A pastor who once made millions as "the world's hottest porn star" has shared how she gave her life to Christ after the voice of God dissuaded her from committing suicide.
Brittni De La Mora, formerly known as Jenna Presley, was once a rising star in the adult film industry. She came in second on porn icon Jenna Jameson's Playboy TV reality show Jenna's American Sex Star, was dubbed Howard Stern's "smartest porn star", and in 2010, Maxim magazine named her one of the world's top 12 female porn stars.
De La Mora was first introduced to the sex industry at the age of 16 following a troubled childhood filled with abuse and neglect. After two years of stripping, she began performing in adult films when a producer asked her to try "romantic film".
By the time she was 21, De La Mora had appeared in over 275 films, making over $3 million and becoming one of the most successful porn stars in the world. However, inside, she was empty, battling anorexia, depression and addiction to alcohol and drugs, including cocaine, pills, heroin and meth.
"'I was really depressed...the drugs are the only thing that helped me get through the day because they just made me feel like I wasn't in this little pit of depression," she told DailyMail.com. "It gave me a little bit of energy and a false sense of happiness."
She slid further into depression after witnessing her boyfriend, a gang member, being stabbed to death by a rival gang.
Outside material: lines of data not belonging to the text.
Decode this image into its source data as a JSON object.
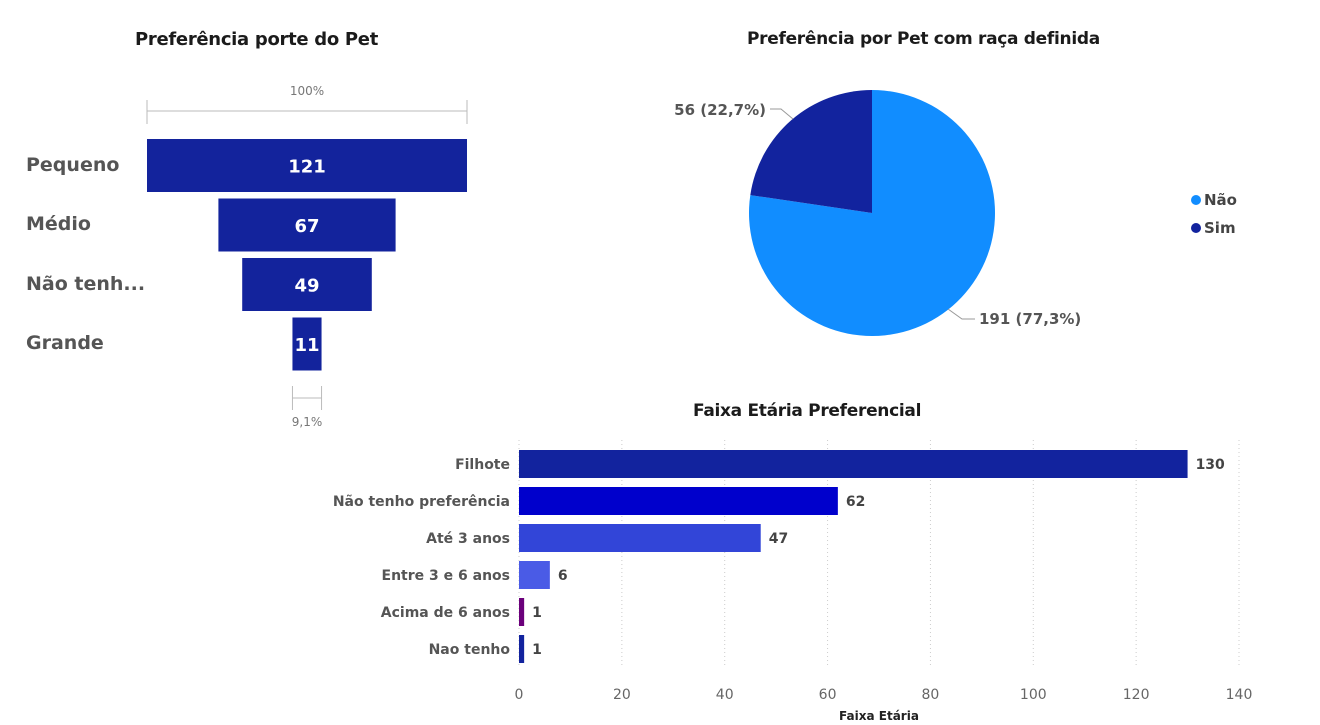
{
  "chart_data": [
    {
      "type": "funnel",
      "title": "Preferência porte do Pet",
      "categories": [
        "Pequeno",
        "Médio",
        "Não tenh...",
        "Grande"
      ],
      "values": [
        121,
        67,
        49,
        11
      ],
      "top_percent_label": "100%",
      "bottom_percent_label": "9,1%",
      "bar_color": "#13239C"
    },
    {
      "type": "pie",
      "title": "Preferência por Pet com raça definida",
      "slices": [
        {
          "name": "Não",
          "value": 191,
          "label": "191 (77,3%)",
          "color": "#118DFF"
        },
        {
          "name": "Sim",
          "value": 56,
          "label": "56 (22,7%)",
          "color": "#12239E"
        }
      ],
      "legend_position": "right"
    },
    {
      "type": "bar",
      "orientation": "horizontal",
      "title": "Faixa Etária Preferencial",
      "xlabel": "Faixa Etária",
      "categories": [
        "Filhote",
        "Não tenho preferência",
        "Até 3 anos",
        "Entre 3 e 6 anos",
        "Acima de 6 anos",
        "Nao tenho"
      ],
      "values": [
        130,
        62,
        47,
        6,
        1,
        1
      ],
      "colors": [
        "#12239E",
        "#0000CC",
        "#3245D8",
        "#4A5BE6",
        "#6B007B",
        "#12239E"
      ],
      "xlim": [
        0,
        140
      ],
      "xticks": [
        "0",
        "20",
        "40",
        "60",
        "80",
        "100",
        "120",
        "140"
      ],
      "grid": true
    }
  ]
}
In 2010, the young woman snorted large amounts of crystal meth while in her bedroom with the lights off in an attempt to end her own life.
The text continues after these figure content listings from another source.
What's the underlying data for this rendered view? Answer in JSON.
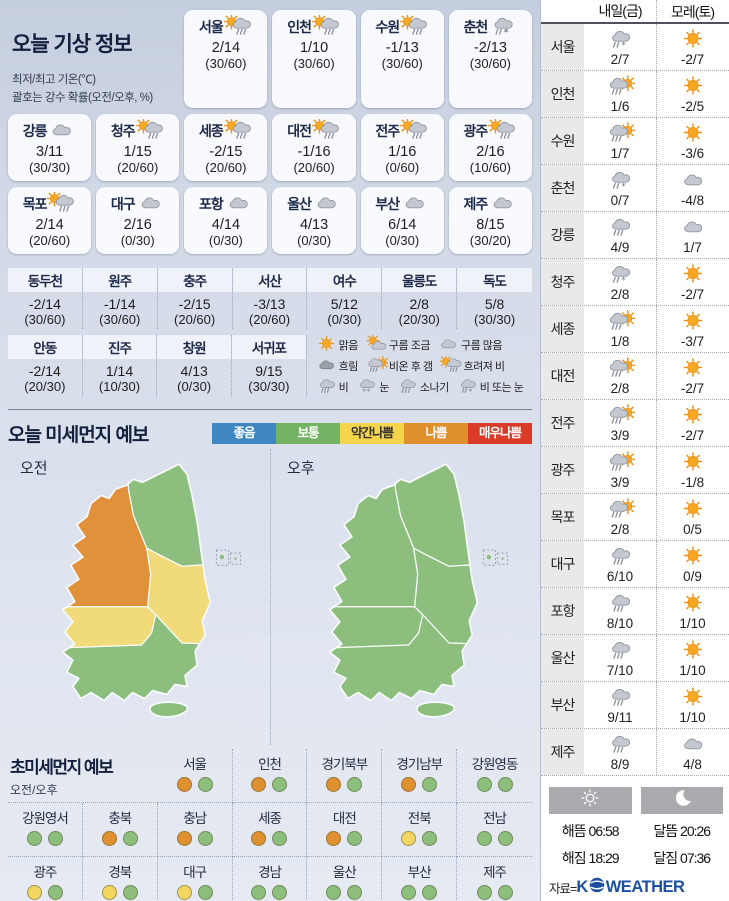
{
  "header": {
    "title": "오늘 기상 정보",
    "subtitle1": "최저/최고 기온(℃)",
    "subtitle2": "괄호는 강수 확률(오전/오후, %)"
  },
  "today": {
    "rows": [
      [
        {
          "city": "서울",
          "icon": "sun-rain",
          "temp": "2/14",
          "prob": "(30/60)"
        },
        {
          "city": "인천",
          "icon": "sun-rain",
          "temp": "1/10",
          "prob": "(30/60)"
        },
        {
          "city": "수원",
          "icon": "sun-rain",
          "temp": "-1/13",
          "prob": "(30/60)"
        },
        {
          "city": "춘천",
          "icon": "rain-snow",
          "temp": "-2/13",
          "prob": "(30/60)"
        }
      ],
      [
        {
          "city": "강릉",
          "icon": "cloud",
          "temp": "3/11",
          "prob": "(30/30)"
        },
        {
          "city": "청주",
          "icon": "sun-rain",
          "temp": "1/15",
          "prob": "(20/60)"
        },
        {
          "city": "세종",
          "icon": "sun-rain",
          "temp": "-2/15",
          "prob": "(20/60)"
        },
        {
          "city": "대전",
          "icon": "sun-rain",
          "temp": "-1/16",
          "prob": "(20/60)"
        },
        {
          "city": "전주",
          "icon": "sun-rain",
          "temp": "1/16",
          "prob": "(0/60)"
        },
        {
          "city": "광주",
          "icon": "sun-rain",
          "temp": "2/16",
          "prob": "(10/60)"
        }
      ],
      [
        {
          "city": "목포",
          "icon": "sun-rain",
          "temp": "2/14",
          "prob": "(20/60)"
        },
        {
          "city": "대구",
          "icon": "cloud",
          "temp": "2/16",
          "prob": "(0/30)"
        },
        {
          "city": "포항",
          "icon": "cloud",
          "temp": "4/14",
          "prob": "(0/30)"
        },
        {
          "city": "울산",
          "icon": "cloud",
          "temp": "4/13",
          "prob": "(0/30)"
        },
        {
          "city": "부산",
          "icon": "cloud",
          "temp": "6/14",
          "prob": "(0/30)"
        },
        {
          "city": "제주",
          "icon": "cloud",
          "temp": "8/15",
          "prob": "(30/20)"
        }
      ]
    ]
  },
  "extra": {
    "row1": [
      {
        "name": "동두천",
        "temp": "-2/14",
        "prob": "(30/60)"
      },
      {
        "name": "원주",
        "temp": "-1/14",
        "prob": "(30/60)"
      },
      {
        "name": "충주",
        "temp": "-2/15",
        "prob": "(20/60)"
      },
      {
        "name": "서산",
        "temp": "-3/13",
        "prob": "(20/60)"
      },
      {
        "name": "여수",
        "temp": "5/12",
        "prob": "(0/30)"
      },
      {
        "name": "울릉도",
        "temp": "2/8",
        "prob": "(20/30)"
      },
      {
        "name": "독도",
        "temp": "5/8",
        "prob": "(30/30)"
      }
    ],
    "row2": [
      {
        "name": "안동",
        "temp": "-2/14",
        "prob": "(20/30)"
      },
      {
        "name": "진주",
        "temp": "1/14",
        "prob": "(10/30)"
      },
      {
        "name": "창원",
        "temp": "4/13",
        "prob": "(0/30)"
      },
      {
        "name": "서귀포",
        "temp": "9/15",
        "prob": "(30/30)"
      }
    ]
  },
  "icon_legend": [
    {
      "icon": "sun",
      "label": "맑음"
    },
    {
      "icon": "sun-cloud",
      "label": "구름 조금"
    },
    {
      "icon": "cloud",
      "label": "구름 많음"
    },
    {
      "icon": "dark-cloud",
      "label": "흐림"
    },
    {
      "icon": "rain-sun",
      "label": "비온 후 갬"
    },
    {
      "icon": "sun-rain",
      "label": "흐려져 비"
    },
    {
      "icon": "rain",
      "label": "비"
    },
    {
      "icon": "snow",
      "label": "눈"
    },
    {
      "icon": "shower",
      "label": "소나기"
    },
    {
      "icon": "rain-snow",
      "label": "비 또는 눈"
    }
  ],
  "dust": {
    "title": "오늘 미세먼지 예보",
    "levels": [
      {
        "label": "좋음",
        "bg": "#3f87c1",
        "fg": "#ffffff"
      },
      {
        "label": "보통",
        "bg": "#74b364",
        "fg": "#ffffff"
      },
      {
        "label": "약간나쁨",
        "bg": "#f4d44a",
        "fg": "#333333"
      },
      {
        "label": "나쁨",
        "bg": "#df8f2c",
        "fg": "#ffffff"
      },
      {
        "label": "매우나쁨",
        "bg": "#da3b27",
        "fg": "#ffffff"
      }
    ],
    "map_palette": {
      "나쁨": "#e0913a",
      "약간나쁨": "#f1da7a",
      "보통": "#8cbf7e"
    },
    "maps": {
      "am": {
        "label": "오전",
        "regions": {
          "northwest": "나쁨",
          "northeast": "보통",
          "east_central": "약간나쁨",
          "southwest_mid": "약간나쁨",
          "south": "보통",
          "jeju": "보통"
        }
      },
      "pm": {
        "label": "오후",
        "regions": {
          "northwest": "보통",
          "northeast": "보통",
          "east_central": "보통",
          "southwest_mid": "보통",
          "south": "보통",
          "jeju": "보통"
        }
      }
    }
  },
  "ultrafine": {
    "title": "초미세먼지 예보",
    "sublabel": "오전/오후",
    "palette": {
      "나쁨": "#e0912f",
      "약간나쁨": "#f2d65f",
      "보통": "#8cbf7c"
    },
    "items": [
      {
        "name": "서울",
        "am": "나쁨",
        "pm": "보통"
      },
      {
        "name": "인천",
        "am": "나쁨",
        "pm": "보통"
      },
      {
        "name": "경기북부",
        "am": "나쁨",
        "pm": "보통"
      },
      {
        "name": "경기남부",
        "am": "나쁨",
        "pm": "보통"
      },
      {
        "name": "강원영동",
        "am": "보통",
        "pm": "보통"
      },
      {
        "name": "강원영서",
        "am": "보통",
        "pm": "보통"
      },
      {
        "name": "충북",
        "am": "나쁨",
        "pm": "보통"
      },
      {
        "name": "충남",
        "am": "나쁨",
        "pm": "보통"
      },
      {
        "name": "세종",
        "am": "나쁨",
        "pm": "보통"
      },
      {
        "name": "대전",
        "am": "나쁨",
        "pm": "보통"
      },
      {
        "name": "전북",
        "am": "약간나쁨",
        "pm": "보통"
      },
      {
        "name": "전남",
        "am": "보통",
        "pm": "보통"
      },
      {
        "name": "광주",
        "am": "약간나쁨",
        "pm": "보통"
      },
      {
        "name": "경북",
        "am": "약간나쁨",
        "pm": "보통"
      },
      {
        "name": "대구",
        "am": "약간나쁨",
        "pm": "보통"
      },
      {
        "name": "경남",
        "am": "보통",
        "pm": "보통"
      },
      {
        "name": "울산",
        "am": "보통",
        "pm": "보통"
      },
      {
        "name": "부산",
        "am": "보통",
        "pm": "보통"
      },
      {
        "name": "제주",
        "am": "보통",
        "pm": "보통"
      }
    ]
  },
  "forecast": {
    "header": {
      "day1": "내일(금)",
      "day2": "모레(토)"
    },
    "rows": [
      {
        "city": "서울",
        "d1": {
          "icon": "rain-snow",
          "temp": "2/7"
        },
        "d2": {
          "icon": "sun",
          "temp": "-2/7"
        }
      },
      {
        "city": "인천",
        "d1": {
          "icon": "rain-sun",
          "temp": "1/6"
        },
        "d2": {
          "icon": "sun",
          "temp": "-2/5"
        }
      },
      {
        "city": "수원",
        "d1": {
          "icon": "rain-sun",
          "temp": "1/7"
        },
        "d2": {
          "icon": "sun",
          "temp": "-3/6"
        }
      },
      {
        "city": "춘천",
        "d1": {
          "icon": "rain-snow",
          "temp": "0/7"
        },
        "d2": {
          "icon": "cloud",
          "temp": "-4/8"
        }
      },
      {
        "city": "강릉",
        "d1": {
          "icon": "rain",
          "temp": "4/9"
        },
        "d2": {
          "icon": "cloud",
          "temp": "1/7"
        }
      },
      {
        "city": "청주",
        "d1": {
          "icon": "rain-snow",
          "temp": "2/8"
        },
        "d2": {
          "icon": "sun",
          "temp": "-2/7"
        }
      },
      {
        "city": "세종",
        "d1": {
          "icon": "rain-sun",
          "temp": "1/8"
        },
        "d2": {
          "icon": "sun",
          "temp": "-3/7"
        }
      },
      {
        "city": "대전",
        "d1": {
          "icon": "rain-sun",
          "temp": "2/8"
        },
        "d2": {
          "icon": "sun",
          "temp": "-2/7"
        }
      },
      {
        "city": "전주",
        "d1": {
          "icon": "rain-sun",
          "temp": "3/9"
        },
        "d2": {
          "icon": "sun",
          "temp": "-2/7"
        }
      },
      {
        "city": "광주",
        "d1": {
          "icon": "rain-sun",
          "temp": "3/9"
        },
        "d2": {
          "icon": "sun",
          "temp": "-1/8"
        }
      },
      {
        "city": "목포",
        "d1": {
          "icon": "rain-sun",
          "temp": "2/8"
        },
        "d2": {
          "icon": "sun",
          "temp": "0/5"
        }
      },
      {
        "city": "대구",
        "d1": {
          "icon": "rain",
          "temp": "6/10"
        },
        "d2": {
          "icon": "sun",
          "temp": "0/9"
        }
      },
      {
        "city": "포항",
        "d1": {
          "icon": "rain",
          "temp": "8/10"
        },
        "d2": {
          "icon": "sun",
          "temp": "1/10"
        }
      },
      {
        "city": "울산",
        "d1": {
          "icon": "rain",
          "temp": "7/10"
        },
        "d2": {
          "icon": "sun",
          "temp": "1/10"
        }
      },
      {
        "city": "부산",
        "d1": {
          "icon": "rain",
          "temp": "9/11"
        },
        "d2": {
          "icon": "sun",
          "temp": "1/10"
        }
      },
      {
        "city": "제주",
        "d1": {
          "icon": "rain",
          "temp": "8/9"
        },
        "d2": {
          "icon": "cloud",
          "temp": "4/8"
        }
      }
    ]
  },
  "sunmoon": {
    "sun": {
      "rise_label": "해뜸",
      "rise": "06:58",
      "set_label": "해짐",
      "set": "18:29"
    },
    "moon": {
      "rise_label": "달뜸",
      "rise": "20:26",
      "set_label": "달짐",
      "set": "07:36"
    }
  },
  "source": {
    "prefix": "자료=",
    "brand_k": "K",
    "brand_rest": "WEATHER"
  }
}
As she began slitting her wrists, she heard a distinct voice say, "Turn the lights on and put the scissors down". De La Mora says there is no doubt it was God who spoke to her that day: "Had God not spoken to me that evening, without a shadow of doubt, I would have taken my life that day," she said.
She called her Christian grandparents in Santa Barbara that night. Her grandfather - who lived a two-hour drive away - took her to church and she says it was at this time she decided to commit her life fully to Jesus Christ. However, her troubles weren't over.
The young woman entered into an abusive relationship with a pimp and re-entered the porn industry. Three years later, while on a flight to shoot a porn scene, she read a Bible verse, Revelation 2:20: "Nevertheless, I have this against you: You tolerate that woman Jezebel, who calls herself a prophet. By her teaching she misleads my servants into sexual immorality and the eating of food sacrificed to idols."
Speaking about that moment she said: "That was my lightbulb moment, I started to cry and I apologized to God. I didn't understand that this is what I've been doing all these years."
De La Mora finally exited the industry after meeting Rachel Collins, a member of XXXChurch, an anti-porn organization that pickets porn-movie sets and conventions.
"My first thought was: 'Are these people legitimate Christians, because how can Jesus love a porn star?'" she said, recalling the Jesus Loves Porn Stars literature and Bibles they handed out. "They were so loving and friendly and welcoming. They actually just handed out the Book of John, but they put their own cool cover on it to make it relatable."
Completely turning from her former life, the young woman started going to San Diego's Cornerstone Church three years ago and recently married Richard De La Mora, a pastor with whom she now ministers to young adults.
However, she admitted that her past continues to haunt her - and will continue to do so: "I've made decisions that have repercussions that will last a lifetime, and when I have children old enough to go out into the world, I have to explain that their mom was a porn star," she said.
"People will always talk. I've seen the 'Jenna's gone from nude to prude' stories. I just know what I am called to God. Nothing stops me from doing what I know God wants me to do now."
Today, she seeks approval from God alone and travels the country, sharing her story of redemption.
"My big goal now is just to let people know there is a God who loves them no matter what they've done," she said.
According to statistics, 40 million US adults regularly visit internet pornography websites, and 47% of Christians have admitted pornography is a "major problem" in the home.
In July, the Republican Party called internet pornography a "public health crisis", and in September, former Playboy model Pamela Anderson penned an op-ed with Rabbi Shmuley Boteach in the Wall Street Journal about the dangers of pornography, calling it a "public hazard."
The duo wrote: "We have often warned about pornography's corrosive effects on a man's soul and on his ability to function as husband and, by extension, as father."
They added: "We must educate ourselves and our children to understand that porn is for losers - a boring, wasteful and dead-end outlet for people too lazy to rep the ample rewards of healthy sexuality."